Ten Years of Skepticism
(May 1, 1997)
Britain's The Skeptic magazine celebrated its tenth anniversary with a Top-Ten survey of paranormal phenomena of the decade.
In reverse order:
- Most irrelevant use of astrology: Sky Sports hiring Mystic Meg during the semi-finals and finals of the 1996 US Open Tennis Championships to tell us about the players what anyone who had been watching the previous day's coverage would have known.
- Most useful lesson the Duchess of York could learn from Hillary Clinton: make sure your psychic counsellors are dead. (Late in 1996, the Duchess's psychic published a confide-and-tell book about their relationship; Hillary Clinton revealed early in the year that she was in the habit of calling up the spirit of Eleanor Roosevelt when she wanted advice.)
- New British pseudoscience most likely to endure: cereology, the study of crop circles.

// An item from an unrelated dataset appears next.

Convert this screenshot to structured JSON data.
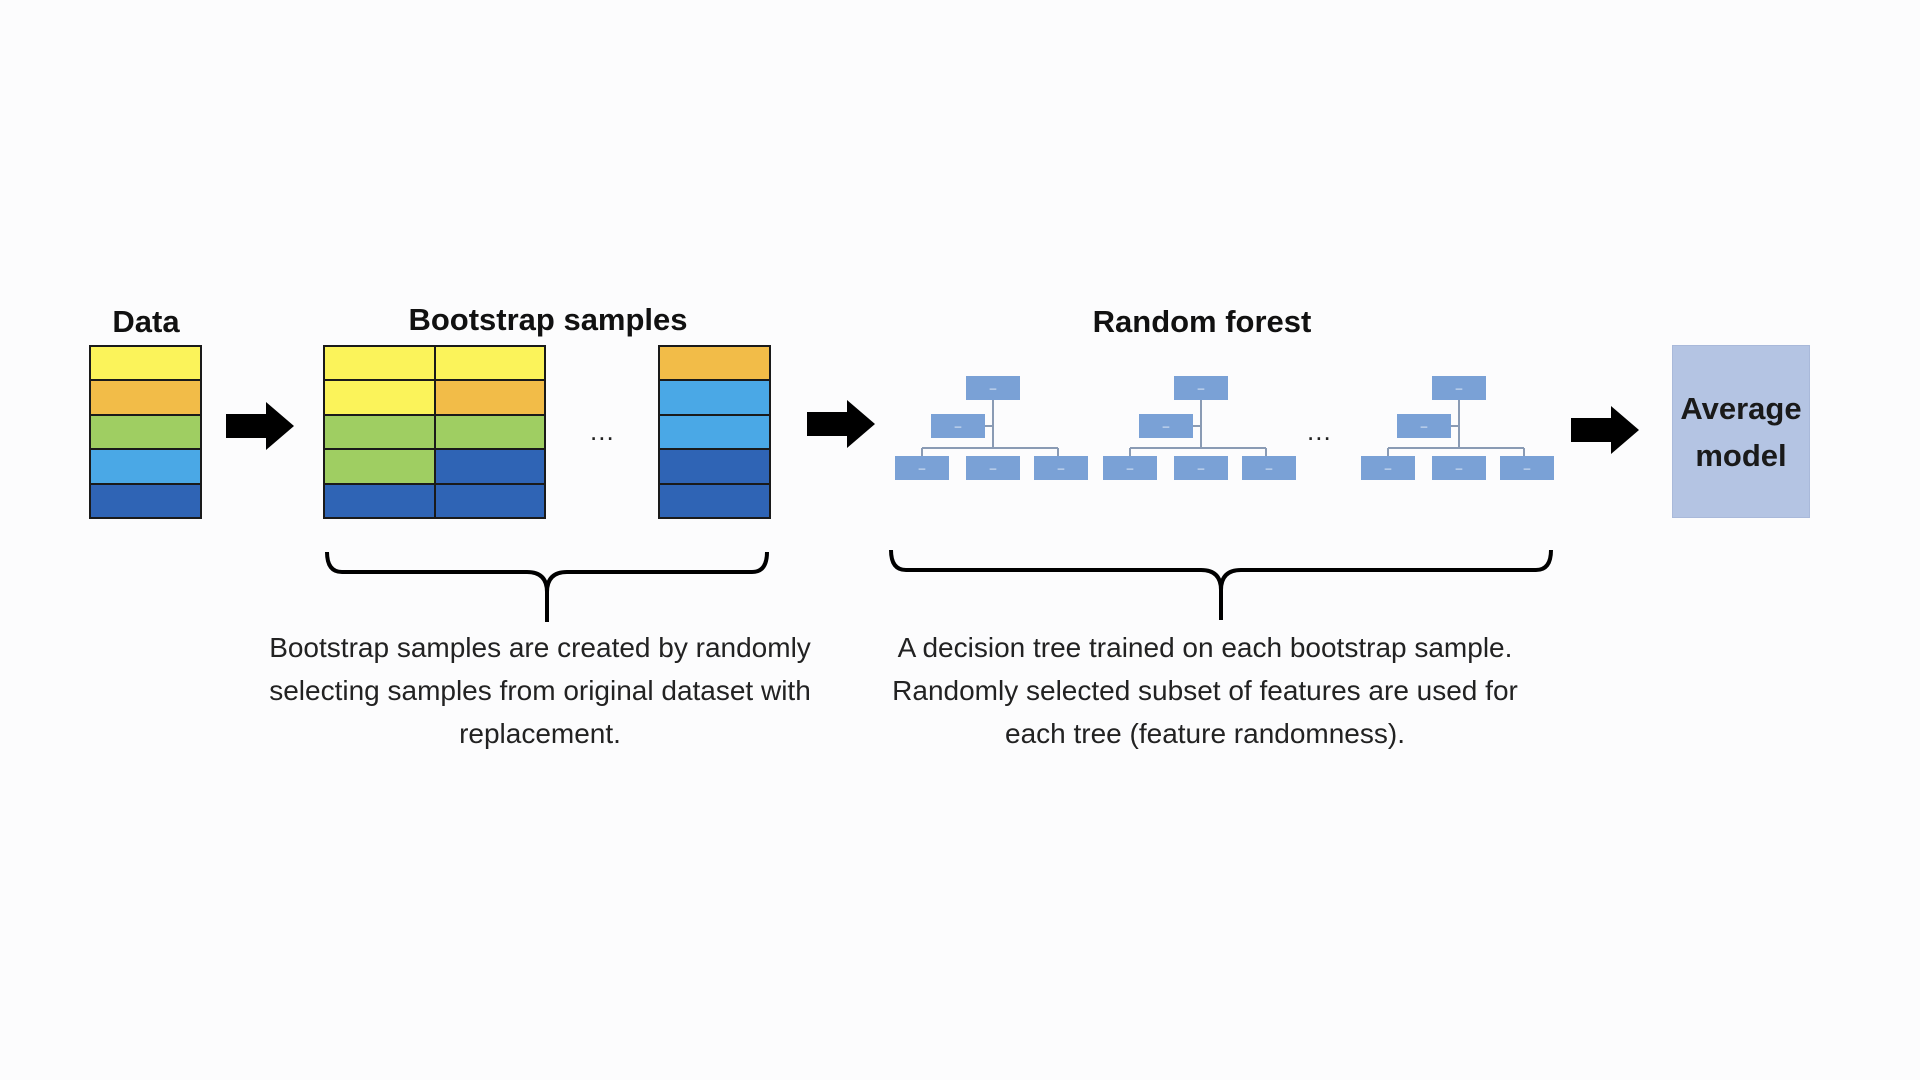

Admissions by hoaxers have not deflected the UFOlogists, dowsers, healers, and weather cranks from continuing to believe that the universe is trying to tell us something.
- Most wasted opportunity for psychics to get rich quick: magician and paranormal investigator James Randi's $1 million prize on offer to anyone who can demonstrate paranormal powers under proper observing conditions.
- Government programme that has done the most to undermine public understanding of statistics: the National Lottery.
- Most inventive Creationist explanation of why the Earth appears to be billions of years old, instead of the 6,000 years they believe the Bible states: the speed of light is slowing down.
- Most unproductive use of the Internet: Uri Geller's $1 million challenge to Internet users to bend the spoon in the transparent safe in his home. Users logged on to Geller's Web site to watch the spoon via a digital camera. If it bent, they got to do it all over again by telephone and then in person in front of Geller and a representative of his insurance company. Prediction: the primary beneficiaries of this exercise will have been the phone companies and Geller's insurance company.
- Most unwanted US import: belief in alien abductions.
- Most unwilling control group: Transcendental Meditation, whose members claim to lower the crime rate in areas where they have established permanent settlements. Although the TMers have been established in Iowa for many years, the safest place to live in America, (according to CNN) is Amherst, New York, home of the Committee for Scientific Investigation of Claims of the Paranormal (CSICOP), the world's largest and oldest skeptical organisation.
- Resurrection, the proof: the reappearance of belief in angels.